Zorunlu Arabuluculuk Süreci Ne Kadar Sürer?
İş uyuşmazlıklarında arabuluculuk 3 hafta içinde sona erer. Eğer mecburi bir durum varsa arabulucu bu süreyi 1 hafta daha uzatabilir.
Ticari uyuşmazlıklarda arabuluculuk 6 hafta içinde sona erer. Eğer mecburi bir durum varsa arabulucu bu süreyi 2 hafta daha uzatabilir.
Arabulucuya Nasıl Başvurabilirim?
Adliyelerde arabuluculuk büroları var. Bu arabuluculuk bürolarına dilekçe ile başvurabilirsiniz. Bazı adliyelerde arabuluculuk bürosu kurulmamış olabilir. Bu halde, görevli bir sulh hukuk mahkemesi arabuluculuk bürosunun görevlerini yapar. Görevli sulh hukuk mahkemesine başvurabilirsiniz.
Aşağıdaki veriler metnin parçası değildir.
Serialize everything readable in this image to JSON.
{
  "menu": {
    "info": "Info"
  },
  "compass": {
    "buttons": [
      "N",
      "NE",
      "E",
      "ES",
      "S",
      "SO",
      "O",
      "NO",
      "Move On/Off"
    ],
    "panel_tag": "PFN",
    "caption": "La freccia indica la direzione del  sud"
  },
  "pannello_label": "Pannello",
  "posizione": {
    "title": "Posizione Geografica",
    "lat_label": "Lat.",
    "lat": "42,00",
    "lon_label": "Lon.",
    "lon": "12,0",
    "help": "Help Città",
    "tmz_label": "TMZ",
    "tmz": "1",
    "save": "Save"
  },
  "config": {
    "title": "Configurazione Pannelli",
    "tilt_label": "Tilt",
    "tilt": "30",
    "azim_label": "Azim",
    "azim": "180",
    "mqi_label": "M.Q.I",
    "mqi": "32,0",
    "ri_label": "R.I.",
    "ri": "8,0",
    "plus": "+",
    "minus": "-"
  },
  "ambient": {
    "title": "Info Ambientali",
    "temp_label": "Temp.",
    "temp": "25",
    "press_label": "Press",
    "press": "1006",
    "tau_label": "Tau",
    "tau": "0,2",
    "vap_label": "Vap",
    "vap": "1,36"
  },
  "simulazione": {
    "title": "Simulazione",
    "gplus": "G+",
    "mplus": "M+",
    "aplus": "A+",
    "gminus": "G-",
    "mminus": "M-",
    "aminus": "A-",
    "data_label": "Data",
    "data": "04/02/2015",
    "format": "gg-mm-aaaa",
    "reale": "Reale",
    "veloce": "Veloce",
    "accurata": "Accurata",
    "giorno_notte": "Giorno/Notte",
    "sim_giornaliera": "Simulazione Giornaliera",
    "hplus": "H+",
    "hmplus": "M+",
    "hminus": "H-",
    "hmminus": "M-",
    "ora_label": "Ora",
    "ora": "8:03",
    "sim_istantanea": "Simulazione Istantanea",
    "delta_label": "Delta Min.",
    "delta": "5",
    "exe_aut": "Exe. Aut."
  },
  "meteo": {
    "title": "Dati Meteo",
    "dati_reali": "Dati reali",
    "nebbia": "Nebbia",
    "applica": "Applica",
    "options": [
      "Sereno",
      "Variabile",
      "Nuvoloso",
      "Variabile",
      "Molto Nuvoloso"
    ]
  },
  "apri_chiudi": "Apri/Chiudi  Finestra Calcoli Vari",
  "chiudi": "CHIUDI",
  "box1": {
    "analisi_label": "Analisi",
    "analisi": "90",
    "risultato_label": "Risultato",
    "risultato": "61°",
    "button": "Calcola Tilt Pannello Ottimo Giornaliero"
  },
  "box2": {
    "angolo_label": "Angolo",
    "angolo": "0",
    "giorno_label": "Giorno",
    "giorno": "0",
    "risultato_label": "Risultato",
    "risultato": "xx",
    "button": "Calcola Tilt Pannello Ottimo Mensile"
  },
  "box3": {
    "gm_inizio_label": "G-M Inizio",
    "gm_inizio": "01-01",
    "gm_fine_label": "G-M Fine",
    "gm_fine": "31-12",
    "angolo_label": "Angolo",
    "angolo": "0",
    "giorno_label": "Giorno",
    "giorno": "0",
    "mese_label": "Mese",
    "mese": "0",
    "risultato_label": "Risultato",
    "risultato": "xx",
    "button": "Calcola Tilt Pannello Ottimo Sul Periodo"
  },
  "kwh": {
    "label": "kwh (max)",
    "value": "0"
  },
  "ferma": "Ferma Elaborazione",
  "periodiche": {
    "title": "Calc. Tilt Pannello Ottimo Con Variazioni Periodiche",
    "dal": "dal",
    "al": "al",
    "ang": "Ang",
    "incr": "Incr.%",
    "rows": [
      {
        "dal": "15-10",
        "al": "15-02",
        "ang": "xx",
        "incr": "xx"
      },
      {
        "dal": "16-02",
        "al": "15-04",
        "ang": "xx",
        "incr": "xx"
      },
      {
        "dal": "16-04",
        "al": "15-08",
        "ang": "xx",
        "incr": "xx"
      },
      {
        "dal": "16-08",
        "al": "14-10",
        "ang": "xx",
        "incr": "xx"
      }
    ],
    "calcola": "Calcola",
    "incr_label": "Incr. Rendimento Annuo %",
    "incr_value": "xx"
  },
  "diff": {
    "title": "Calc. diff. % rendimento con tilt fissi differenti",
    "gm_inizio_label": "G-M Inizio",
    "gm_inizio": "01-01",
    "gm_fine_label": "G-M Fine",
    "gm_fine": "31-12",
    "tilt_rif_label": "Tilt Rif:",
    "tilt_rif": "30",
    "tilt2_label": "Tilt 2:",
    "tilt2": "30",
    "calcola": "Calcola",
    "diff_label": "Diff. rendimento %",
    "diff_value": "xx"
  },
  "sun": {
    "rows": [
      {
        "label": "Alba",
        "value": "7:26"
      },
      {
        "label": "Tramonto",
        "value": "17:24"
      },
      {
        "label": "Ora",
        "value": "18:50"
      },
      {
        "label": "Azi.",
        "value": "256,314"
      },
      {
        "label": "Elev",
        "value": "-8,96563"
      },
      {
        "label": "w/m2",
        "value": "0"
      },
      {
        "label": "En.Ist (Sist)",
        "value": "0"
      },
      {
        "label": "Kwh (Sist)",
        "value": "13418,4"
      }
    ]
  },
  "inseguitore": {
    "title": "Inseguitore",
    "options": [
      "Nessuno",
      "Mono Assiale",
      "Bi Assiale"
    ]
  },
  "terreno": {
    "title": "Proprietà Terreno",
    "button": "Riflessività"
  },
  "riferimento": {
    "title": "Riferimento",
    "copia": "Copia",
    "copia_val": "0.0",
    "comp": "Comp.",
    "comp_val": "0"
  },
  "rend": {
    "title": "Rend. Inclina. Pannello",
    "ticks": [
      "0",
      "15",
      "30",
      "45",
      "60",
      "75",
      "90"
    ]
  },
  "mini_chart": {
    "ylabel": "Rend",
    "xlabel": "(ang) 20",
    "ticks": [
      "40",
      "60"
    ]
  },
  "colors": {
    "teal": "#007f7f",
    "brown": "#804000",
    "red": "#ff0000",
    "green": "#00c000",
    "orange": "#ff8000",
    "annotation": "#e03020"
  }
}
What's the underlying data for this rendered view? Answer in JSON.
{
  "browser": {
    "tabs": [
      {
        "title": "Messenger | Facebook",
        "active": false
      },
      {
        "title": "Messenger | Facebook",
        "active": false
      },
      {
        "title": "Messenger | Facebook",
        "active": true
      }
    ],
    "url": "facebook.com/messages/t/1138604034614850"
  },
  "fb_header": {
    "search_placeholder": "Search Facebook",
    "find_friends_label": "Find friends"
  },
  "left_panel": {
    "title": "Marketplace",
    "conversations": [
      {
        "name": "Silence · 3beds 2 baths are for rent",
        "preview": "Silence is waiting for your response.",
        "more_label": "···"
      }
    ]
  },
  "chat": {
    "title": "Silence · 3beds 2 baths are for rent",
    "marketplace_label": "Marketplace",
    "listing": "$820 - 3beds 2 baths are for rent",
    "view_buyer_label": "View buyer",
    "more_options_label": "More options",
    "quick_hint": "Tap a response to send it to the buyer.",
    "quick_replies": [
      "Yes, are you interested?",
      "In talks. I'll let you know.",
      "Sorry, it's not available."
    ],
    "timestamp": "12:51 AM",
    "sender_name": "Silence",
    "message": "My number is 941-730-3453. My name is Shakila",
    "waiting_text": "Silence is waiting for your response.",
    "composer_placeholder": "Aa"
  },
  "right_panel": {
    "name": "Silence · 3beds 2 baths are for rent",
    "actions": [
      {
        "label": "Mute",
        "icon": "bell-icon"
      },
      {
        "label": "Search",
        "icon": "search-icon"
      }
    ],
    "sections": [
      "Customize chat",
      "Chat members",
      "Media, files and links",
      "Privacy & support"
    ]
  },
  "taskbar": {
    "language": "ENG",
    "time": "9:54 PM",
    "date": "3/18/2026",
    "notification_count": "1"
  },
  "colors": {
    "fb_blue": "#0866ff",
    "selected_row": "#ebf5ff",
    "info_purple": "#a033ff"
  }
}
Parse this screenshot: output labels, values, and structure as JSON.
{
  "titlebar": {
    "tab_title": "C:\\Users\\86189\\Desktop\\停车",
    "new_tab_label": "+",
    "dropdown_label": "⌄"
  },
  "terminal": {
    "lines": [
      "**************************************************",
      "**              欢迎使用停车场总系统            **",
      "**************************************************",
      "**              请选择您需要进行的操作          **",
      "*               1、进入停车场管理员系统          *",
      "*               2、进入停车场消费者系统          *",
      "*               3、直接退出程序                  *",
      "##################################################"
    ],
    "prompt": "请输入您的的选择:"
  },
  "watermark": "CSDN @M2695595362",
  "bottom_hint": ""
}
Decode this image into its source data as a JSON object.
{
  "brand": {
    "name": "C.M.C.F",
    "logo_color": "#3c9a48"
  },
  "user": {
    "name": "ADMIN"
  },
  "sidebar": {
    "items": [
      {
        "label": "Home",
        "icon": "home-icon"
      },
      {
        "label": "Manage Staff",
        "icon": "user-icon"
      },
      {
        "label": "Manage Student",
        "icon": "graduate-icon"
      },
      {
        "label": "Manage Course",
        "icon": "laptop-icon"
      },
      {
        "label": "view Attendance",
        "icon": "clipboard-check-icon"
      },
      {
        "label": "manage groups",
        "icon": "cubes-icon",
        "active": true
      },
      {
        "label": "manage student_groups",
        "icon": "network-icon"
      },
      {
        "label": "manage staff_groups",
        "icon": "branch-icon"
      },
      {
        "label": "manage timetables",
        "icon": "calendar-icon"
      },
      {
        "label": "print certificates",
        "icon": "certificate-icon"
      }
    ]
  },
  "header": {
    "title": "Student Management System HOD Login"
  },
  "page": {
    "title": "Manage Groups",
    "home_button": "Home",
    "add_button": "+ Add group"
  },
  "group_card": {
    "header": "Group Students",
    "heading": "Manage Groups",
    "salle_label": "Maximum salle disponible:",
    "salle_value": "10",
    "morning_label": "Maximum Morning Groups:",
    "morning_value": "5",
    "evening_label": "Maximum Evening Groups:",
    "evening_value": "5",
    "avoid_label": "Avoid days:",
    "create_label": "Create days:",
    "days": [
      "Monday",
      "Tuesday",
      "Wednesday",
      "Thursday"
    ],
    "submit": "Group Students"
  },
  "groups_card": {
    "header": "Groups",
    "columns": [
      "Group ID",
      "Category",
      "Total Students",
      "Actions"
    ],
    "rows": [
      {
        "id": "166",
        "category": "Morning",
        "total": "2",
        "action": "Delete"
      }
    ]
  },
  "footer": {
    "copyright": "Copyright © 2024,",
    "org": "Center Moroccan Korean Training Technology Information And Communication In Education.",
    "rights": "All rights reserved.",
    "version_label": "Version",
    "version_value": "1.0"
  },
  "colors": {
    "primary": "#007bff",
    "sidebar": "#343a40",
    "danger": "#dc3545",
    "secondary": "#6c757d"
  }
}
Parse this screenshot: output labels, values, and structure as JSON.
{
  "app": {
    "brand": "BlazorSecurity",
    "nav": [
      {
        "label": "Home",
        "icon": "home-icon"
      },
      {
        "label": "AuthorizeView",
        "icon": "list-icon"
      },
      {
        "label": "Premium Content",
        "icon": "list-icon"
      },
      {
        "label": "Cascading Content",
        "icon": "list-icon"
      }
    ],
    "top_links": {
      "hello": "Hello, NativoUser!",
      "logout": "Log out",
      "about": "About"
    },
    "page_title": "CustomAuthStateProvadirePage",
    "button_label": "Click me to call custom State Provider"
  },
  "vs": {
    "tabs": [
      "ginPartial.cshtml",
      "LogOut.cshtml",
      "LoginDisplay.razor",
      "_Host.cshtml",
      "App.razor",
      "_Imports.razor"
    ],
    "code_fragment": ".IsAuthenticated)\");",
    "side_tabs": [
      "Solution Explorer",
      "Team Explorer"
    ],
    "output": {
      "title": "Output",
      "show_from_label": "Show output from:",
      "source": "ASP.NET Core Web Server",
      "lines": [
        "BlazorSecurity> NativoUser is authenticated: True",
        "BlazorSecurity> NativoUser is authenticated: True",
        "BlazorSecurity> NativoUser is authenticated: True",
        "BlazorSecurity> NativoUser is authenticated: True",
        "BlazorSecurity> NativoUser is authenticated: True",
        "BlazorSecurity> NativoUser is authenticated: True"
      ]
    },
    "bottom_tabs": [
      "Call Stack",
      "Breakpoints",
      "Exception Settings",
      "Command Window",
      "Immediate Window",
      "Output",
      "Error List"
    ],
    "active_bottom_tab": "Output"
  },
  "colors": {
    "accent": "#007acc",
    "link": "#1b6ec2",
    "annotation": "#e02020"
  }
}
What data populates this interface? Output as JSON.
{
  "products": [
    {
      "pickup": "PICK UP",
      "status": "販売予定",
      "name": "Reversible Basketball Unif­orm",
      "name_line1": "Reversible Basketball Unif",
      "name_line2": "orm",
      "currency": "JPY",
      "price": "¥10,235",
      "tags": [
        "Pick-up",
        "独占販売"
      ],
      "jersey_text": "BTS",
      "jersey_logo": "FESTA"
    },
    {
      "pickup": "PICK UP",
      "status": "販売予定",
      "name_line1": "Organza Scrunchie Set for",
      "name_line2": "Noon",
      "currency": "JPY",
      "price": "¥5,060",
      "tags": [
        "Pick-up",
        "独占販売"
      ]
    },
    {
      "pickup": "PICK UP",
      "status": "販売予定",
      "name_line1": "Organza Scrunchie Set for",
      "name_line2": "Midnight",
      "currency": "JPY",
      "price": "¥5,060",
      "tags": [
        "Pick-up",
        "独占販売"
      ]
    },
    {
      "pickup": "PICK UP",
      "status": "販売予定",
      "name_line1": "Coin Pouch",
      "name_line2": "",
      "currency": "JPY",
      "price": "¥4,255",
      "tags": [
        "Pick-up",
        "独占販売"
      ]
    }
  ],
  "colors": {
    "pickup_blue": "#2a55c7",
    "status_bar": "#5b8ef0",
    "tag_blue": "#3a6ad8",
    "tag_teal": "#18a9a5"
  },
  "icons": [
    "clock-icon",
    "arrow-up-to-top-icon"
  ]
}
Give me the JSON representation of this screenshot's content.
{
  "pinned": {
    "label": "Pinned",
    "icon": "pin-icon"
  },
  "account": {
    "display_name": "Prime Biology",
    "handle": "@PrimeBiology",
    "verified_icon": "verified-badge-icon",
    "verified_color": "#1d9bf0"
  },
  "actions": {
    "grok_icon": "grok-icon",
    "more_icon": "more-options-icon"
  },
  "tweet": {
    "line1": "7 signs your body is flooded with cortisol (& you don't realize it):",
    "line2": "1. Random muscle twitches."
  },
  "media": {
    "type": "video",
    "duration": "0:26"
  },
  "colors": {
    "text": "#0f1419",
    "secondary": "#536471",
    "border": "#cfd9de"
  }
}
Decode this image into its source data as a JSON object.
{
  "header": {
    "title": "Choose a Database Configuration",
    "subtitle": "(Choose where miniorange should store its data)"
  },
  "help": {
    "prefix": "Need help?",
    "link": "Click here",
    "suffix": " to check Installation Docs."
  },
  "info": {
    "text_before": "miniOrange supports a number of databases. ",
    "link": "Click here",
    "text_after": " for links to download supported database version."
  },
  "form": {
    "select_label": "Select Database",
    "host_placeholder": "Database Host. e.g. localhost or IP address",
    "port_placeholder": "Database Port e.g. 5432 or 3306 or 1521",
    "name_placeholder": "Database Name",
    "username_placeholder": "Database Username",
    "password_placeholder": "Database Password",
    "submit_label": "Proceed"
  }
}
İlk Arabuluculuk Görüşmesi Önemli:
Dava şartı olan arabuluculukta, yani zorunlu arabuluculukta ilk görüşmeye katılmanız önemli. Çünkü ilk görüşmeye katılmazsanız anlaşma sağlanamayacağı için açılacak dava da vekalet ücreti dahil bütün yargılama giderlerinden siz sorumlu olursunuz. Evet, haklı olsanız bile, davayı kazansanız bile yargılama giderlerini siz ödemek zorunda kalırsınız. (6325 s. Kanun, madde 18/A-11)
UYARI!
Arabuluculuk ile ilgili bu yazım bir akademik çalışma niteliğinde değil. Konuyla ilgili, özet bir bilgilendirme yazısı. Bu yüzden ayrıntılı olarak anlatmadığım gibi, mevzuat hükümlerine de yer vermedim. Özet bir yazı olduğu için pek çok önemli ve ayrıntı nokta yazımda yer almıyor. Eğer arabuluculuk yoluna başvurmayı düşünüyorsanız, özellikle zorunlu arabuluculuğa, bir avukattan doğrudan bilgi almanız önemli. Çünkü, ilk toplantıya katılıp katılmamanız dahi oldukça önemli bir konu. Ayrıca süreç sonunda düzenlenecek tutanağın etkileri, duran zamanaşımı süreleri ve hak düşürücü sürelerin işlemeye devam etmesi, tutanağın düzenlenmesiyle başlayan hak düşürücü süre gibi pek çok önemli nokta var. Hak kaybına uğramamak için hukuki destek almanız sizin faydanıza olabilir.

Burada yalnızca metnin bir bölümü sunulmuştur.